Many of RuboCop’s default rules are… suboptimal in my opinion, but I will most likely get around to adding it to all of my open source projects eventually.

Apr. 9, 2025

They merged the fix on the next day. This is an excellent turnaround time, and really added to my love of the Ruby language.

I’m sure they’ll never read this, but I have to say I genuinely appreciate the dedication and skill that the Ruby team members bring to the Ruby project. My brief interaction with them on my bug report was very pleasant and productive.

And now I can say I have my name in the commit history!

Ruby commit 0d6263bd

July 2025

While the memory corruption bug warranted a fast response, there was no need to rush the fix for line numbers on flip-flop operators.
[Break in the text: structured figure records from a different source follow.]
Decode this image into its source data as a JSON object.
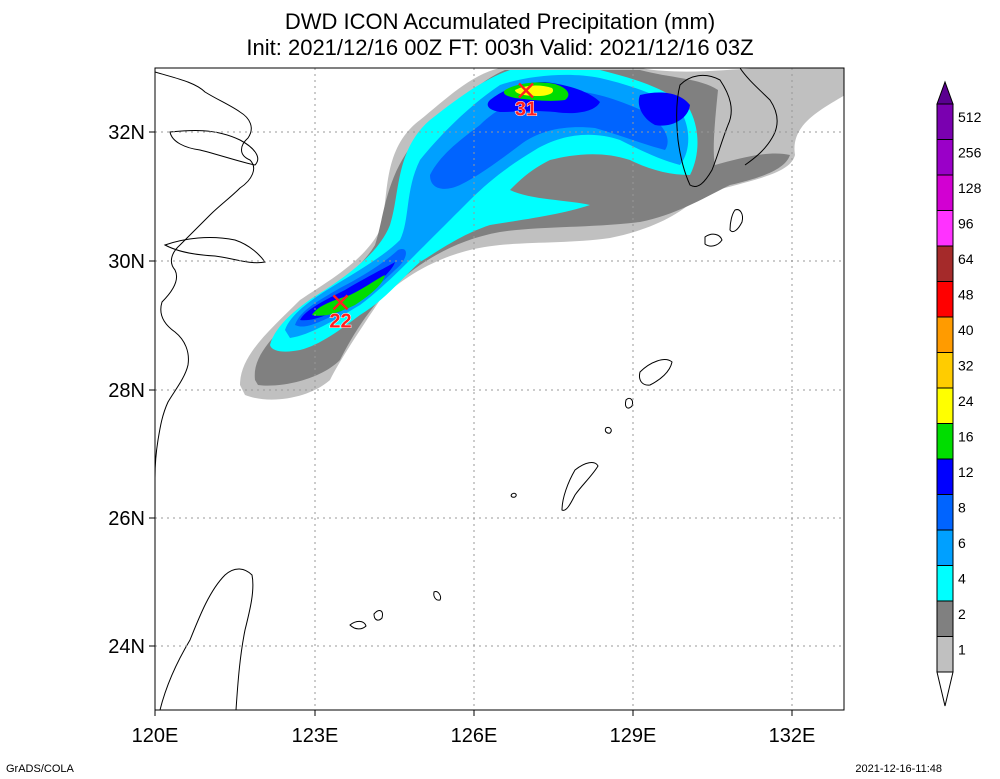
{
  "title": {
    "line1": "DWD ICON Accumulated Precipitation (mm)",
    "line2": "Init: 2021/12/16 00Z  FT: 003h  Valid: 2021/12/16 03Z"
  },
  "axes": {
    "x_labels": [
      "120E",
      "123E",
      "126E",
      "129E",
      "132E"
    ],
    "y_labels": [
      "32N",
      "30N",
      "28N",
      "26N",
      "24N"
    ]
  },
  "maxima": [
    {
      "label": "31",
      "lon": 127.0,
      "lat": 32.65
    },
    {
      "label": "22",
      "lon": 123.5,
      "lat": 29.35
    }
  ],
  "colorbar": {
    "labels": [
      "512",
      "256",
      "128",
      "96",
      "64",
      "48",
      "40",
      "32",
      "24",
      "16",
      "12",
      "8",
      "6",
      "4",
      "2",
      "1"
    ],
    "colors": [
      "#7a00b0",
      "#9a00c8",
      "#d200d2",
      "#ff32ff",
      "#a52a2a",
      "#ff0000",
      "#ff9b00",
      "#ffcc00",
      "#ffff00",
      "#00dd00",
      "#0000ff",
      "#0064ff",
      "#00a0ff",
      "#00ffff",
      "#808080",
      "#c0c0c0"
    ]
  },
  "footer": {
    "left": "GrADS/COLA",
    "right": "2021-12-16-11:48"
  }
}
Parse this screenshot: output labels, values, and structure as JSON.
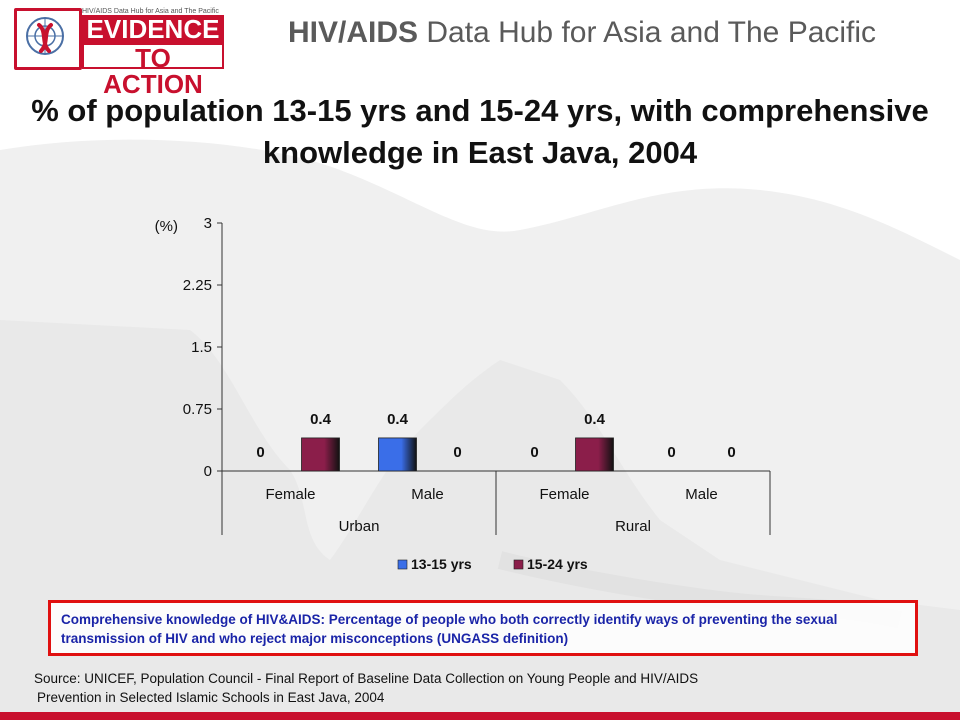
{
  "header": {
    "logo_small": "HIV/AIDS Data Hub for Asia and The Pacific",
    "logo_line1": "EVIDENCE",
    "logo_line2": "TO ACTION",
    "hub_title_bold": "HIV/AIDS",
    "hub_title_rest": " Data Hub for Asia and The Pacific"
  },
  "chart_data": {
    "type": "bar",
    "title": "% of population 13-15 yrs and 15-24 yrs, with comprehensive knowledge in East Java, 2004",
    "ylabel": "(%)",
    "ylim": [
      0,
      3
    ],
    "yticks": [
      "3",
      "2.25",
      "1.5",
      "0.75",
      "0"
    ],
    "categories": [
      "Female",
      "Male",
      "Female",
      "Male"
    ],
    "groups": [
      {
        "label": "Urban",
        "categories": [
          "Female",
          "Male"
        ]
      },
      {
        "label": "Rural",
        "categories": [
          "Female",
          "Male"
        ]
      }
    ],
    "series": [
      {
        "name": "13-15 yrs",
        "values": [
          0,
          0.4,
          0,
          0
        ],
        "color": "#3a6ee8"
      },
      {
        "name": "15-24 yrs",
        "values": [
          0.4,
          0,
          0.4,
          0
        ],
        "color": "#8b1e4a"
      }
    ],
    "data_labels": [
      [
        "0",
        "0.4",
        "0",
        "0"
      ],
      [
        "0.4",
        "0",
        "0.4",
        "0"
      ]
    ],
    "legend_position": "bottom",
    "grid": false
  },
  "definition": "Comprehensive knowledge of HIV&AIDS: Percentage of people who both correctly identify ways of preventing the sexual transmission of HIV and who reject major misconceptions (UNGASS definition)",
  "source": {
    "line1": "Source: UNICEF, Population Council - Final Report of Baseline Data Collection on Young People and HIV/AIDS",
    "line2": "Prevention in Selected Islamic Schools in East Java, 2004"
  },
  "colors": {
    "brand_red": "#c8102e",
    "definition_text": "#1a24a8",
    "definition_border": "#e01010"
  }
}
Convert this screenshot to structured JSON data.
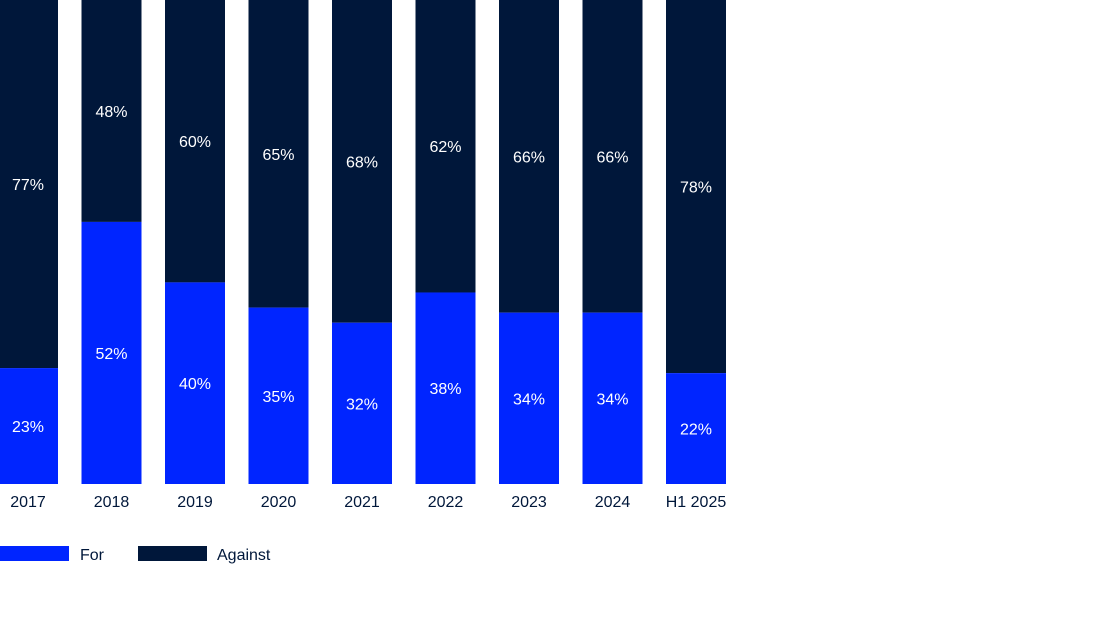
{
  "colors": {
    "for": "#0025ff",
    "against": "#00173a",
    "label_on_bar": "#ffffff",
    "axis_text": "#00173a",
    "background": "#ffffff"
  },
  "chart_data": {
    "type": "bar",
    "stacked": true,
    "categories": [
      "2017",
      "2018",
      "2019",
      "2020",
      "2021",
      "2022",
      "2023",
      "2024",
      "H1 2025"
    ],
    "series": [
      {
        "name": "For",
        "values": [
          23,
          52,
          40,
          35,
          32,
          38,
          34,
          34,
          22
        ],
        "labels": [
          "23%",
          "52%",
          "40%",
          "35%",
          "32%",
          "38%",
          "34%",
          "34%",
          "22%"
        ]
      },
      {
        "name": "Against",
        "values": [
          77,
          48,
          60,
          65,
          68,
          62,
          66,
          66,
          78
        ],
        "labels": [
          "77%",
          "48%",
          "60%",
          "65%",
          "68%",
          "62%",
          "66%",
          "66%",
          "78%"
        ]
      }
    ],
    "ylim": [
      0,
      100
    ],
    "grid": false,
    "legend_position": "bottom-left"
  }
}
In the worst case scenario I can imagine, code coverage metrics might be slightly lower, or an error message might list line zero for one of the backtrace entries.
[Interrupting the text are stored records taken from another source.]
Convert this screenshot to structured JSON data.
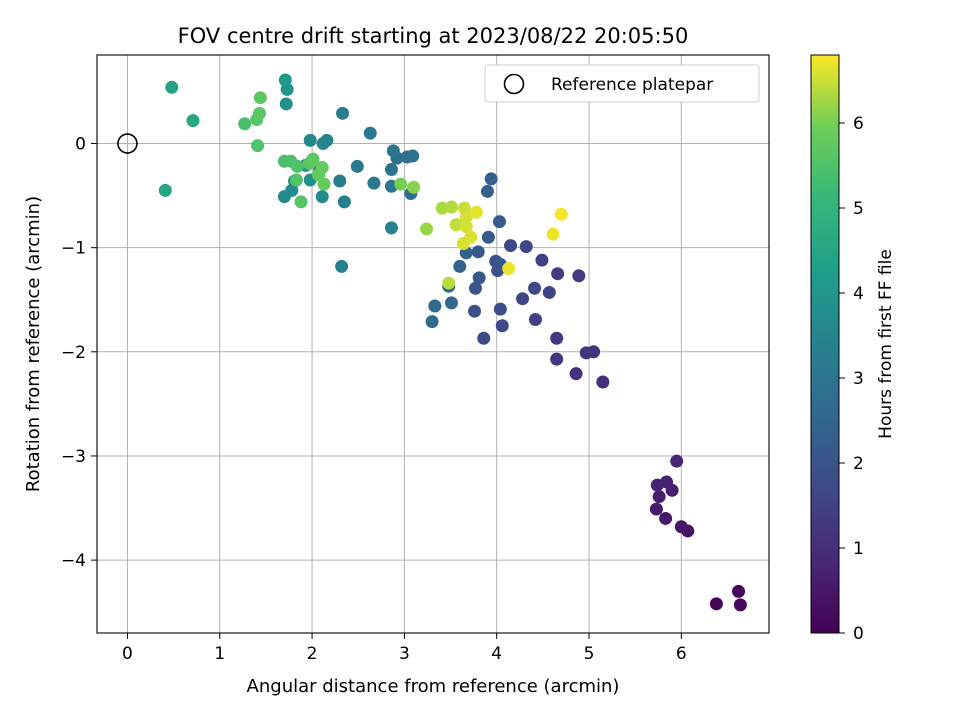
{
  "chart_data": {
    "type": "scatter",
    "title": "FOV centre drift starting at 2023/08/22 20:05:50",
    "xlabel": "Angular distance from reference (arcmin)",
    "ylabel": "Rotation from reference (arcmin)",
    "xlim": [
      -0.33,
      6.95
    ],
    "ylim": [
      -4.7,
      0.85
    ],
    "xticks": [
      "0",
      "1",
      "2",
      "3",
      "4",
      "5",
      "6"
    ],
    "yticks": [
      "0",
      "−1",
      "−2",
      "−3",
      "−4"
    ],
    "grid": true,
    "legend": {
      "placement": "top-right",
      "entries": [
        "Reference platepar"
      ]
    },
    "reference_point": {
      "x": 0,
      "y": 0
    },
    "colorbar": {
      "label": "Hours from first FF file",
      "range": [
        0,
        6.8
      ],
      "ticks": [
        "0",
        "1",
        "2",
        "3",
        "4",
        "5",
        "6"
      ],
      "colormap": "viridis"
    },
    "series": [
      {
        "points": [
          {
            "x": 6.38,
            "y": -4.42,
            "c": 0.1
          },
          {
            "x": 6.62,
            "y": -4.3,
            "c": 0.12
          },
          {
            "x": 6.64,
            "y": -4.43,
            "c": 0.15
          },
          {
            "x": 6.07,
            "y": -3.72,
            "c": 0.4
          },
          {
            "x": 6.0,
            "y": -3.68,
            "c": 0.45
          },
          {
            "x": 5.83,
            "y": -3.6,
            "c": 0.5
          },
          {
            "x": 5.73,
            "y": -3.51,
            "c": 0.55
          },
          {
            "x": 5.76,
            "y": -3.39,
            "c": 0.6
          },
          {
            "x": 5.9,
            "y": -3.33,
            "c": 0.65
          },
          {
            "x": 5.74,
            "y": -3.28,
            "c": 0.7
          },
          {
            "x": 5.84,
            "y": -3.25,
            "c": 0.72
          },
          {
            "x": 5.95,
            "y": -3.05,
            "c": 0.8
          },
          {
            "x": 5.15,
            "y": -2.29,
            "c": 1.0
          },
          {
            "x": 4.86,
            "y": -2.21,
            "c": 1.05
          },
          {
            "x": 5.05,
            "y": -2.0,
            "c": 1.1
          },
          {
            "x": 4.97,
            "y": -2.01,
            "c": 1.15
          },
          {
            "x": 4.65,
            "y": -2.07,
            "c": 1.2
          },
          {
            "x": 4.65,
            "y": -1.87,
            "c": 1.3
          },
          {
            "x": 4.42,
            "y": -1.69,
            "c": 1.5
          },
          {
            "x": 4.06,
            "y": -1.75,
            "c": 1.7
          },
          {
            "x": 3.86,
            "y": -1.87,
            "c": 1.75
          },
          {
            "x": 4.28,
            "y": -1.49,
            "c": 1.6
          },
          {
            "x": 4.41,
            "y": -1.39,
            "c": 1.65
          },
          {
            "x": 4.57,
            "y": -1.43,
            "c": 1.55
          },
          {
            "x": 4.66,
            "y": -1.25,
            "c": 1.4
          },
          {
            "x": 4.89,
            "y": -1.27,
            "c": 1.35
          },
          {
            "x": 4.49,
            "y": -1.12,
            "c": 1.5
          },
          {
            "x": 4.32,
            "y": -0.99,
            "c": 1.6
          },
          {
            "x": 4.15,
            "y": -0.98,
            "c": 1.7
          },
          {
            "x": 4.04,
            "y": -1.59,
            "c": 1.8
          },
          {
            "x": 3.76,
            "y": -1.61,
            "c": 1.9
          },
          {
            "x": 3.77,
            "y": -1.39,
            "c": 2.0
          },
          {
            "x": 3.81,
            "y": -1.29,
            "c": 2.05
          },
          {
            "x": 3.8,
            "y": -1.04,
            "c": 2.1
          },
          {
            "x": 3.99,
            "y": -1.13,
            "c": 1.9
          },
          {
            "x": 4.01,
            "y": -1.22,
            "c": 1.95
          },
          {
            "x": 4.04,
            "y": -1.16,
            "c": 2.0
          },
          {
            "x": 3.91,
            "y": -0.9,
            "c": 2.2
          },
          {
            "x": 4.03,
            "y": -0.75,
            "c": 2.15
          },
          {
            "x": 3.9,
            "y": -0.46,
            "c": 2.3
          },
          {
            "x": 3.94,
            "y": -0.34,
            "c": 2.35
          },
          {
            "x": 3.67,
            "y": -1.05,
            "c": 2.4
          },
          {
            "x": 3.6,
            "y": -1.18,
            "c": 2.45
          },
          {
            "x": 3.48,
            "y": -1.37,
            "c": 2.5
          },
          {
            "x": 3.51,
            "y": -1.53,
            "c": 2.55
          },
          {
            "x": 3.33,
            "y": -1.56,
            "c": 2.6
          },
          {
            "x": 3.3,
            "y": -1.71,
            "c": 2.65
          },
          {
            "x": 3.07,
            "y": -0.48,
            "c": 2.7
          },
          {
            "x": 3.03,
            "y": -0.13,
            "c": 2.75
          },
          {
            "x": 3.09,
            "y": -0.12,
            "c": 2.8
          },
          {
            "x": 2.92,
            "y": -0.14,
            "c": 2.85
          },
          {
            "x": 2.88,
            "y": -0.07,
            "c": 2.9
          },
          {
            "x": 2.86,
            "y": -0.25,
            "c": 2.95
          },
          {
            "x": 2.86,
            "y": -0.41,
            "c": 3.0
          },
          {
            "x": 2.67,
            "y": -0.38,
            "c": 3.05
          },
          {
            "x": 2.63,
            "y": 0.1,
            "c": 3.1
          },
          {
            "x": 2.49,
            "y": -0.22,
            "c": 3.15
          },
          {
            "x": 2.33,
            "y": 0.29,
            "c": 3.2
          },
          {
            "x": 2.3,
            "y": -0.36,
            "c": 3.25
          },
          {
            "x": 2.35,
            "y": -0.56,
            "c": 3.3
          },
          {
            "x": 2.32,
            "y": -1.18,
            "c": 3.35
          },
          {
            "x": 2.86,
            "y": -0.81,
            "c": 3.4
          },
          {
            "x": 2.16,
            "y": 0.03,
            "c": 3.5
          },
          {
            "x": 2.12,
            "y": 0.0,
            "c": 3.55
          },
          {
            "x": 1.98,
            "y": 0.03,
            "c": 3.6
          },
          {
            "x": 2.11,
            "y": -0.51,
            "c": 3.6
          },
          {
            "x": 1.7,
            "y": -0.51,
            "c": 3.65
          },
          {
            "x": 1.78,
            "y": -0.45,
            "c": 3.7
          },
          {
            "x": 1.93,
            "y": -0.21,
            "c": 3.7
          },
          {
            "x": 1.81,
            "y": -0.36,
            "c": 3.75
          },
          {
            "x": 1.98,
            "y": -0.35,
            "c": 3.8
          },
          {
            "x": 2.08,
            "y": -0.26,
            "c": 3.8
          },
          {
            "x": 1.72,
            "y": 0.38,
            "c": 3.85
          },
          {
            "x": 1.73,
            "y": 0.52,
            "c": 3.9
          },
          {
            "x": 1.71,
            "y": 0.61,
            "c": 4.1
          },
          {
            "x": 0.48,
            "y": 0.54,
            "c": 4.4
          },
          {
            "x": 0.41,
            "y": -0.45,
            "c": 4.5
          },
          {
            "x": 0.71,
            "y": 0.22,
            "c": 4.6
          },
          {
            "x": 1.27,
            "y": 0.19,
            "c": 5.4
          },
          {
            "x": 1.41,
            "y": -0.02,
            "c": 5.5
          },
          {
            "x": 1.4,
            "y": 0.23,
            "c": 5.6
          },
          {
            "x": 1.43,
            "y": 0.29,
            "c": 5.65
          },
          {
            "x": 1.44,
            "y": 0.44,
            "c": 5.7
          },
          {
            "x": 1.7,
            "y": -0.17,
            "c": 5.4
          },
          {
            "x": 1.77,
            "y": -0.17,
            "c": 5.45
          },
          {
            "x": 1.84,
            "y": -0.22,
            "c": 5.5
          },
          {
            "x": 1.83,
            "y": -0.35,
            "c": 5.55
          },
          {
            "x": 1.88,
            "y": -0.56,
            "c": 5.6
          },
          {
            "x": 1.97,
            "y": -0.19,
            "c": 5.65
          },
          {
            "x": 2.01,
            "y": -0.15,
            "c": 5.7
          },
          {
            "x": 2.07,
            "y": -0.3,
            "c": 5.75
          },
          {
            "x": 2.11,
            "y": -0.23,
            "c": 5.8
          },
          {
            "x": 2.13,
            "y": -0.39,
            "c": 5.85
          },
          {
            "x": 2.96,
            "y": -0.39,
            "c": 6.0
          },
          {
            "x": 3.1,
            "y": -0.42,
            "c": 6.1
          },
          {
            "x": 3.24,
            "y": -0.82,
            "c": 6.2
          },
          {
            "x": 3.41,
            "y": -0.62,
            "c": 6.3
          },
          {
            "x": 3.51,
            "y": -0.61,
            "c": 6.35
          },
          {
            "x": 3.48,
            "y": -1.34,
            "c": 6.4
          },
          {
            "x": 3.56,
            "y": -0.78,
            "c": 6.45
          },
          {
            "x": 3.65,
            "y": -0.62,
            "c": 6.5
          },
          {
            "x": 3.67,
            "y": -0.71,
            "c": 6.55
          },
          {
            "x": 3.67,
            "y": -0.8,
            "c": 6.55
          },
          {
            "x": 3.72,
            "y": -0.9,
            "c": 6.6
          },
          {
            "x": 3.64,
            "y": -0.96,
            "c": 6.6
          },
          {
            "x": 3.78,
            "y": -0.66,
            "c": 6.65
          },
          {
            "x": 4.13,
            "y": -1.2,
            "c": 6.7
          },
          {
            "x": 4.61,
            "y": -0.87,
            "c": 6.7
          },
          {
            "x": 4.7,
            "y": -0.68,
            "c": 6.75
          }
        ]
      }
    ]
  }
}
The fix for the PRISM compiler was committed on July 17 and backported to Ruby 3.4 on July 21.

Conclusion

So now you’ve seen how one simple typo in my Ruby code led to memory corruption through a series of small errors. The Ruby team handled the bug report exceptionally and all issues have been fixed and backported.

Some key takeaways:

• These bugs were only found because several small issues aligned, like in the Swiss cheese model.
  • Lack of error-path tests → missing parentheses → obscure flip-flop operator → compiler line number bug → memory corruption bug
• The open memory model used by C continues to bite us, but I still enjoy writing C, and tools like Valgrind go a long way toward mitigating the risks of pointer management.
• It’s really valuable to fix both the proximate cause and the root cause of an issue. You fix the proximate cause first just to get your project moving again, but if you don’t take the time to find and fix the root cause, it’s likely to surface again at the worst possible time.
• I should probably use RuboCop and/or other code quality tools on my open source projects like I do on my commercial projects. Rulesets can be customized to disable checks that get in the way more than they help. I could rant about how unhelpful linting rules affect software teams but maybe I’ll leave that for another post.
• When I run into a memory-related crash, I’ll probably start with Valgrind next time instead of using it last.
• It’s never the compiler’s fault. But sometimes, it is. So it’s worthwhile to have experience with the tools to debug your own code as well as your dependencies.

I hope this was an entertaining read! I’ve put almost as much time into writing this as I did into finding the Ruby bug in the first place.

Have a good one everyone, and keep having fun with Ruby!